Amid this structural reset, companies specialising in city-centre transformation are gaining momentum. Midstad — managing nearly 600,000 m² across 47 cities — operates nine active projects combining retail, office, residential and hospitality uses. Managing Director Kevin Meyer articulates the philosophy directly: “We often planned without considering people and only built for the capital market. That should come to an end. Multifunctionality is key to urban revitalisation.”

Midstad’s conversion of Peek & Cloppenburg (P&C) stores into mixed-use properties has produced tangible results, with office space pre-let at prime rents. Conscious of inevitable Signa comparisons, Meyer stresses the firm’s conservative approach: “I am sometimes asked: Are you the new Signa? No, we are not.” Midstad’s loan-to-value ratio stands at 30%. Notable projects include Frankfurt’s Zeil 71–75 (~36,000 m²) and Vienna’s Mariahilferstraße (~23,500 m²), both transforming former department stores into flexible multi-use properties.

The company’s research partnerships with EBS and TU Darmstadt, together with new senior appointments, suggest growing institutional maturity. Its formula — conservative financing, curated tenant mix, and genuine placemaking — represents a deliberate shift away from the speculative landlordism that fuelled the Signa implosion.

REFIRE: The Galeria liquidation has accelerated a transformation already under way in Germany’s city centres. The 20% market share of former department-store lettings reflects emergency repositioning, but the strategy shift toward smaller, multi-tenant configurations signals a lasting structural change.
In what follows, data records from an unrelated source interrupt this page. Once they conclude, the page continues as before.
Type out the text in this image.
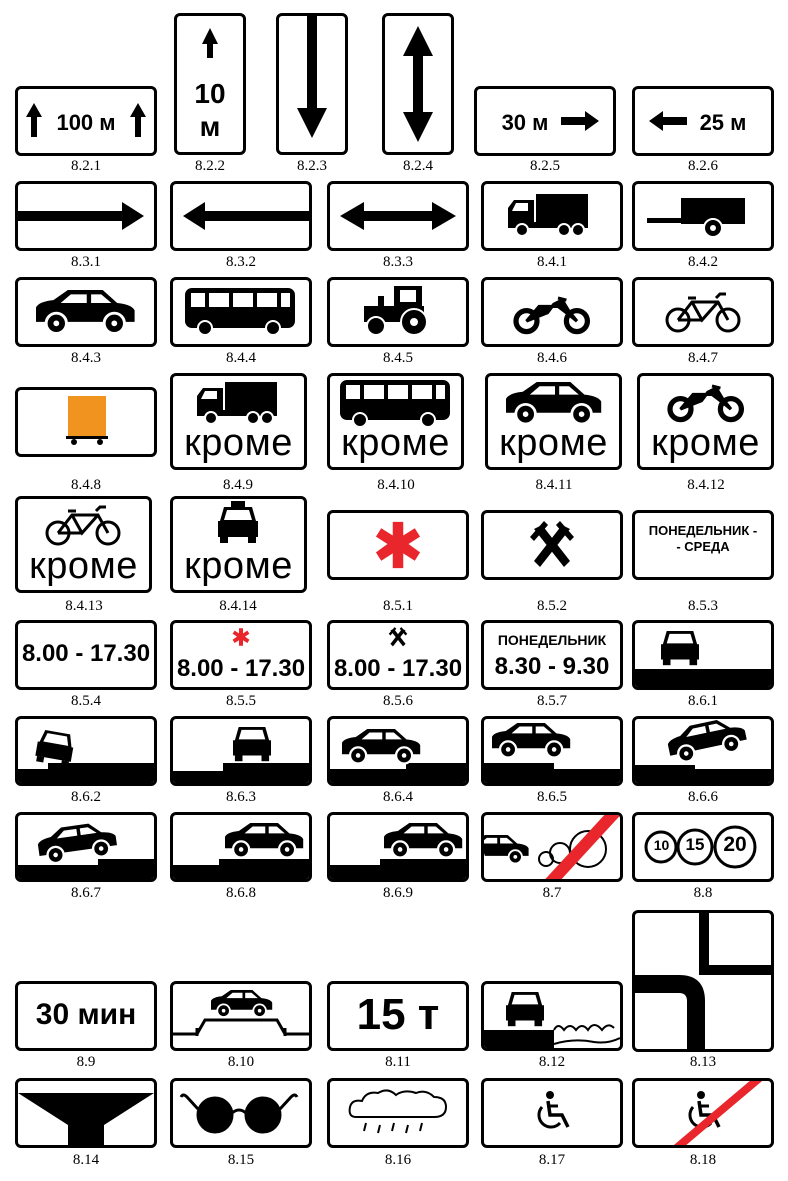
100 м
8.2.1
10
м
8.2.2	8.2.3	8.2.4
30 м
8.2.5
25 м
8.2.6
8.3.1	8.3.2	8.3.3	8.4.1	8.4.2
8.4.3	8.4.4	8.4.5	8.4.6	8.4.7
8.4.8
кроме
8.4.9
кроме
8.4.10
кроме
8.4.11
кроме
8.4.12
кроме
8.4.13
кроме
8.4.14	8.5.1	8.5.2
ПОНЕДЕЛЬНИК -
- СРЕДА
8.5.3
8.00 - 17.30
8.5.4
8.00 - 17.30
8.5.5
8.00 - 17.30
8.5.6
ПОНЕДЕЛЬНИК
8.30 - 9.30
8.5.7	8.6.1
8.6.2	8.6.3	8.6.4	8.6.5	8.6.6
8.6.7	8.6.8	8.6.9	8.7
10 15 20
8.8
30 мин
8.9	8.10
15 т
8.11	8.12	8.13
8.14	8.15	8.16	8.17	8.18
Investment capital shows clear polarisation: food-anchored retail parks offer stable cash flow; shopping centres trade at deep discounts for repositioning plays; and prime high-street assets remain defensive as family-office money compresses yields.

Execution, however, is the true differentiator. Reviving urban retail now requires operational skill and strategic tenant curation. Midstad’s model — disciplined, flexible and human-centred — points the way forward. The Galeria collapse provided the catalyst; what follows will test whether investors have the sophistication and patience to turn crisis into urban renewal.